Documentaire français d’Oury Milshtein (2023), avec Oury Milshtein, Enrico Macias, Émilie Caen, Jocya Ghrenassia, Bénédicte Darblay, Alice Milshtein, Olga Milshtein, Elyot Milshtein, Symon Milshtein, Léah Milshtein… 1h19. Sortie le 20 décembre 2023.
Enrico Macias et ses petits-fils
Voici un exercice qui se hasarde parfois au comble de l’intime, quitte à mettre le spectateur dans une situation parfois très inconfortable aux limites de l’indécence sinon du voyeurisme. Avec Pour ton mariage, Oury Milshtein pousse le curseur très loin. Sous prétexte de raconter son union initiale avec la fille d’Enrico Macias et la façon dont le chanteur s’est approprié ces noces baroques pour répondre à la demande de la presse sur papier glacé, comme on disait à l’époque, il se livre à une confession volontiers impudique sur une vie cahotique, au fil de multiples réunions de famille qui tournent à la thérapie de groupe. Il y devise alors avec ses ex-épouses, enfants et petits-enfants, à l’exception de deux absentes dont l’influence demeure considérable : la photographe Kate Barry disparue en 2013, dont le souvenir n’est qu’évoqué, et sa fille Léah, terrassée quant à elle par la maladie à 14 ans et dont les mots et les images continuent à le hanter. Si ce film possède un mérite insigne, c’est d’assumer sa franchise. Producteur de renom, Oury Milshtein semble s’y être désaisi de son surmoi, au point de prendre le risque de paraître parfois antipathique par sa façon d’assumer son nombrilisme. Jusqu’à donner l’impression au spectateur d’être un enfant réveillé par un cauchemar qui surprend ses parents en entrebâillant la porte de leur chambre et restera traumatisée sa vie durant par la vision de l’acte initial.

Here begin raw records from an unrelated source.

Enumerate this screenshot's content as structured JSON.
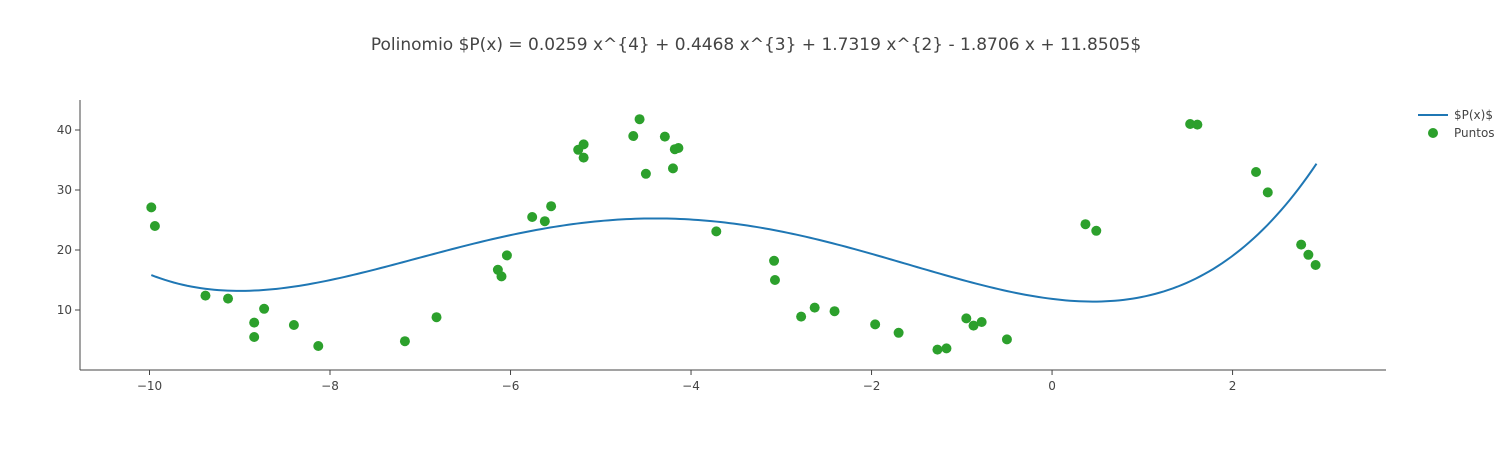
{
  "chart_data": {
    "type": "scatter",
    "title": "Polinomio $P(x) = 0.0259 x^{4} + 0.4468 x^{3} + 1.7319 x^{2} - 1.8706 x + 11.8505$",
    "xlabel": "",
    "ylabel": "",
    "xlim": [
      -10.77,
      3.7
    ],
    "ylim": [
      0,
      45
    ],
    "x_ticks": [
      -10,
      -8,
      -6,
      -4,
      -2,
      0,
      2
    ],
    "x_tick_labels": [
      "−10",
      "−8",
      "−6",
      "−4",
      "−2",
      "0",
      "2"
    ],
    "y_ticks": [
      10,
      20,
      30,
      40
    ],
    "y_tick_labels": [
      "10",
      "20",
      "30",
      "40"
    ],
    "grid": false,
    "legend_position": "top-right",
    "series": [
      {
        "name": "$P(x)$",
        "kind": "line",
        "color": "#1f77b4",
        "coefficients": [
          0.0259,
          0.4468,
          1.7319,
          -1.8706,
          11.8505
        ],
        "x_range": [
          -9.98,
          2.93
        ]
      },
      {
        "name": "Puntos",
        "kind": "markers",
        "color": "#2ca02c",
        "points": [
          [
            -9.98,
            27.1
          ],
          [
            -9.94,
            24.0
          ],
          [
            -9.38,
            12.4
          ],
          [
            -9.13,
            11.9
          ],
          [
            -8.84,
            7.9
          ],
          [
            -8.84,
            5.5
          ],
          [
            -8.73,
            10.2
          ],
          [
            -8.4,
            7.5
          ],
          [
            -8.13,
            4.0
          ],
          [
            -7.17,
            4.8
          ],
          [
            -6.82,
            8.8
          ],
          [
            -6.14,
            16.7
          ],
          [
            -6.1,
            15.6
          ],
          [
            -6.04,
            19.1
          ],
          [
            -5.76,
            25.5
          ],
          [
            -5.62,
            24.8
          ],
          [
            -5.55,
            27.3
          ],
          [
            -5.25,
            36.7
          ],
          [
            -5.19,
            37.6
          ],
          [
            -5.19,
            35.4
          ],
          [
            -4.64,
            39.0
          ],
          [
            -4.57,
            41.8
          ],
          [
            -4.5,
            32.7
          ],
          [
            -4.29,
            38.9
          ],
          [
            -4.2,
            33.6
          ],
          [
            -4.18,
            36.8
          ],
          [
            -4.14,
            37.0
          ],
          [
            -3.72,
            23.1
          ],
          [
            -3.08,
            18.2
          ],
          [
            -3.07,
            15.0
          ],
          [
            -2.78,
            8.9
          ],
          [
            -2.63,
            10.4
          ],
          [
            -2.41,
            9.8
          ],
          [
            -1.96,
            7.6
          ],
          [
            -1.7,
            6.2
          ],
          [
            -1.27,
            3.4
          ],
          [
            -1.17,
            3.6
          ],
          [
            -0.95,
            8.6
          ],
          [
            -0.87,
            7.4
          ],
          [
            -0.78,
            8.0
          ],
          [
            -0.5,
            5.1
          ],
          [
            0.37,
            24.3
          ],
          [
            0.49,
            23.2
          ],
          [
            1.53,
            41.0
          ],
          [
            1.61,
            40.9
          ],
          [
            2.26,
            33.0
          ],
          [
            2.39,
            29.6
          ],
          [
            2.76,
            20.9
          ],
          [
            2.84,
            19.2
          ],
          [
            2.92,
            17.5
          ]
        ]
      }
    ]
  }
}
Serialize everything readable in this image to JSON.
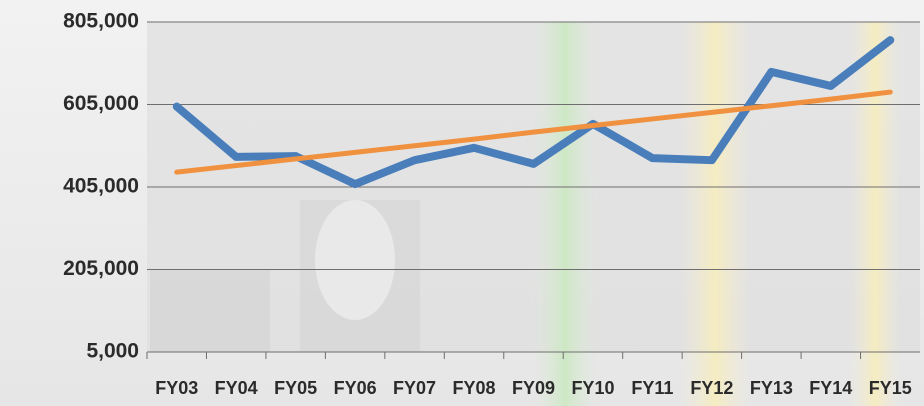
{
  "chart_data": {
    "type": "line",
    "categories": [
      "FY03",
      "FY04",
      "FY05",
      "FY06",
      "FY07",
      "FY08",
      "FY09",
      "FY10",
      "FY11",
      "FY12",
      "FY13",
      "FY14",
      "FY15"
    ],
    "series": [
      {
        "color": "#4a7ebb",
        "values": [
          600000,
          478000,
          480000,
          412000,
          470000,
          500000,
          461000,
          558000,
          475000,
          470000,
          684000,
          650000,
          761000
        ]
      },
      {
        "color": "#f0913f",
        "values": [
          441000,
          457000,
          473000,
          489000,
          505000,
          521000,
          538000,
          554000,
          570000,
          586000,
          602000,
          618000,
          635000
        ]
      }
    ],
    "ylim": [
      5000,
      805000
    ],
    "yticks": [
      {
        "value": 5000,
        "label": "5,000"
      },
      {
        "value": 205000,
        "label": "205,000"
      },
      {
        "value": 405000,
        "label": "405,000"
      },
      {
        "value": 605000,
        "label": "605,000"
      },
      {
        "value": 805000,
        "label": "805,000"
      }
    ],
    "grid": true
  }
}
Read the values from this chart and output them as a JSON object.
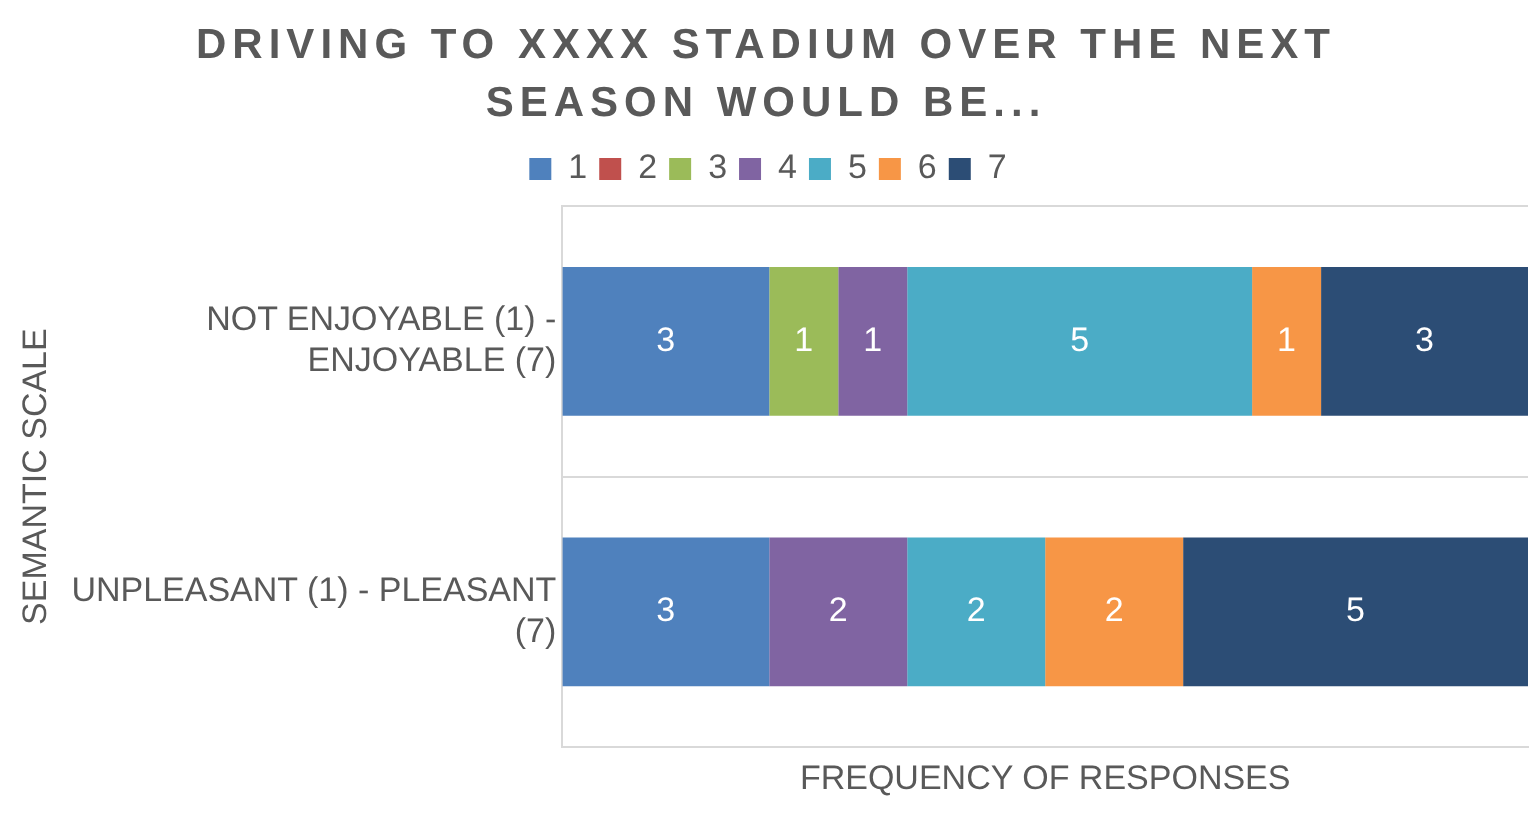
{
  "chart_data": {
    "type": "bar",
    "orientation": "horizontal",
    "stacked": true,
    "title": "DRIVING TO XXXX STADIUM OVER THE NEXT SEASON WOULD BE...",
    "xlabel": "FREQUENCY OF RESPONSES",
    "ylabel": "SEMANTIC SCALE",
    "categories": [
      "NOT ENJOYABLE (1) - ENJOYABLE (7)",
      "UNPLEASANT (1) - PLEASANT (7)"
    ],
    "xlim": [
      0,
      14
    ],
    "series": [
      {
        "name": "1",
        "color": "#4f81bd",
        "values": [
          3,
          3
        ]
      },
      {
        "name": "2",
        "color": "#c0504d",
        "values": [
          null,
          null
        ]
      },
      {
        "name": "3",
        "color": "#9bbb59",
        "values": [
          1,
          null
        ]
      },
      {
        "name": "4",
        "color": "#8064a2",
        "values": [
          1,
          2
        ]
      },
      {
        "name": "5",
        "color": "#4bacc6",
        "values": [
          5,
          2
        ]
      },
      {
        "name": "6",
        "color": "#f79646",
        "values": [
          1,
          2
        ]
      },
      {
        "name": "7",
        "color": "#2c4d75",
        "values": [
          3,
          5
        ]
      }
    ],
    "data_labels": true,
    "legend": "top",
    "grid": "y",
    "tick_labels": "y"
  }
}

C’est parce qu’il choisit de transcender tabous et interdits qu’Oury Milshtein finit par nous rallier à sa cause. Victime d’un beau-père trop envahissant qui illustre jusqu’à l’absurde l’incompatibilité fondamentale des cultures ashkénazes et sépharades, entre introspection cérébrale et exhibitionnisme décomplexé, il produit ses arguments avant de se livrer sans complaisance. Sans craindre non plus de déranger voire de choquer. Lui le petit Parisien envoyé dans un kibboutz israélien par des parents absents : un père absorbé par sa peinture et une mère capable de proférer les pires énormités sans se préoccuper de leurs conséquences. Avec en filigrane une analyse sans fin qui lui a permis d’affronter plus mal que bien les aléas de la vie, lui qui a mis enceintes deux femmes en même temps avant de réunir ses compagnes, ses enfants et petits-enfants dans un élan de nombrilisme aussi assumé que masochiste pour des repas de famille aux allures de règlements de comptes. Pour ton mariage est un film qui assume ses multiples paradoxes avec une grande probié et dont le réalisateur ne cherche jamais à se réfugier derrière d’illusoires circonstances atténuantes. Pas plus qu’il ne se complaît dans le pathos ou les lamentations. Il préfère perpétuer cette tradition de l’humour juif dont il est l’héritier malgré lui, aussi laïc s’affirme-t-il, à l’image de ces visites qu’il effectue sur la tombe de son psy, comme pour renouer post mortem ce dialogue interrompu qui lui faisait tant de bien. Aussi impudique puisse-t-il paraître, ce film témoigne d’un courage et d’une sincérité qui forcent l’admiration, sans pour autant jamais chercher à épargner outre mesure son personnage principal.